Escalation Bond Mechanics
Round 2 escalation has higher stakes:
- Escalation bond must exceed both Round 1 bonds
- Challenger risks losing escalation bond if admin rejects challenge
- If challenge succeeds, challenger receives 50% of opponent's Round 1 bond
This creates a filtering effect - only serious challenges make it to admin review.
Multi-Token Support
TOC supports multiple tokens for bonds, providing flexibility:
// Resolve with ETH bond
registry.resolvePOP{value: 0.1 ether}(
popId,
proposedResult,
address(0), // ETH
0.1 ether
);
// Or with ERC20 (requires approval first)

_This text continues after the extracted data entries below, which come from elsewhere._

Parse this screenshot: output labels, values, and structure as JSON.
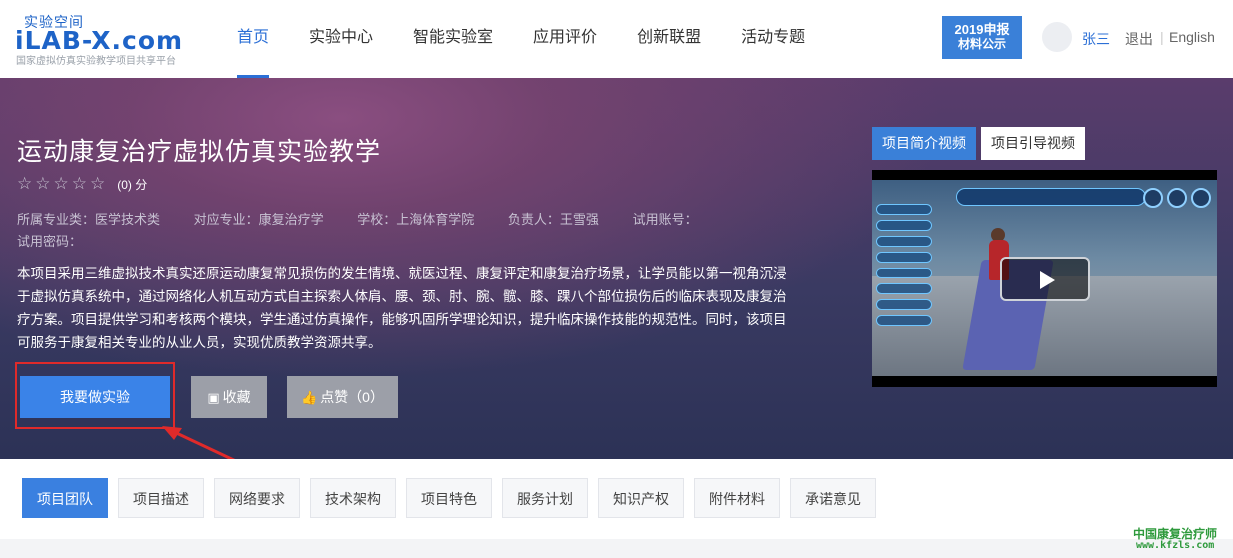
{
  "logo": {
    "cn": "实验空间",
    "main": "iLAB-X.com",
    "sub": "国家虚拟仿真实验教学项目共享平台"
  },
  "nav": [
    {
      "label": "首页",
      "active": true
    },
    {
      "label": "实验中心",
      "active": false
    },
    {
      "label": "智能实验室",
      "active": false
    },
    {
      "label": "应用评价",
      "active": false
    },
    {
      "label": "创新联盟",
      "active": false
    },
    {
      "label": "活动专题",
      "active": false
    }
  ],
  "badge": {
    "line1": "2019申报",
    "line2": "材料公示"
  },
  "user": {
    "name": "张三",
    "logout": "退出",
    "separator": "|",
    "language": "English"
  },
  "hero": {
    "title": "运动康复治疗虚拟仿真实验教学",
    "rating_stars": 0,
    "max_stars": 5,
    "score": "(0) 分",
    "meta": [
      "所属专业类：医学技术类",
      "对应专业：康复治疗学",
      "学校：上海体育学院",
      "负责人：王雪强",
      "试用账号："
    ],
    "meta2": "试用密码：",
    "description": "本项目采用三维虚拟技术真实还原运动康复常见损伤的发生情境、就医过程、康复评定和康复治疗场景，让学员能以第一视角沉浸于虚拟仿真系统中，通过网络化人机互动方式自主探索人体肩、腰、颈、肘、腕、髋、膝、踝八个部位损伤后的临床表现及康复治疗方案。项目提供学习和考核两个模块，学生通过仿真操作，能够巩固所学理论知识，提升临床操作技能的规范性。同时，该项目可服务于康复相关专业的从业人员，实现优质教学资源共享。",
    "buttons": {
      "start": "我要做实验",
      "favorite": "收藏",
      "like": "点赞（0）"
    }
  },
  "video": {
    "tabs": [
      {
        "label": "项目简介视频",
        "active": true
      },
      {
        "label": "项目引导视频",
        "active": false
      }
    ]
  },
  "tabs": [
    {
      "label": "项目团队",
      "active": true
    },
    {
      "label": "项目描述",
      "active": false
    },
    {
      "label": "网络要求",
      "active": false
    },
    {
      "label": "技术架构",
      "active": false
    },
    {
      "label": "项目特色",
      "active": false
    },
    {
      "label": "服务计划",
      "active": false
    },
    {
      "label": "知识产权",
      "active": false
    },
    {
      "label": "附件材料",
      "active": false
    },
    {
      "label": "承诺意见",
      "active": false
    }
  ],
  "watermark": {
    "line1": "中国康复治疗师",
    "line2": "www.kfzls.com"
  },
  "colors": {
    "accent": "#2b6fd6",
    "primary_button": "#3a83e8",
    "highlight": "#e02a2a",
    "watermark": "#2e9a3c"
  }
}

usdc.approve(address(registry), 100e6);
registry.resolvePOP(
popId,
proposedResult,
address(usdc), // USDC
100e6 // 100 USDC
);
Economic Guarantees
The bond system provides several guarantees:
- Non-negative expected value for honest actors - Correct resolutions keep their bond
- Negative expected value for dishonest actors - Incorrect resolutions lose bonds
- Profitable dispute filing - 50% reward makes catching errors worthwhile
- Protocol sustainability - 50% fee ensures ongoing development
Design note: Bond amounts should be calibrated to the value at stake. High-value settlements need larger bonds to ensure adequate deterrence against manipulation.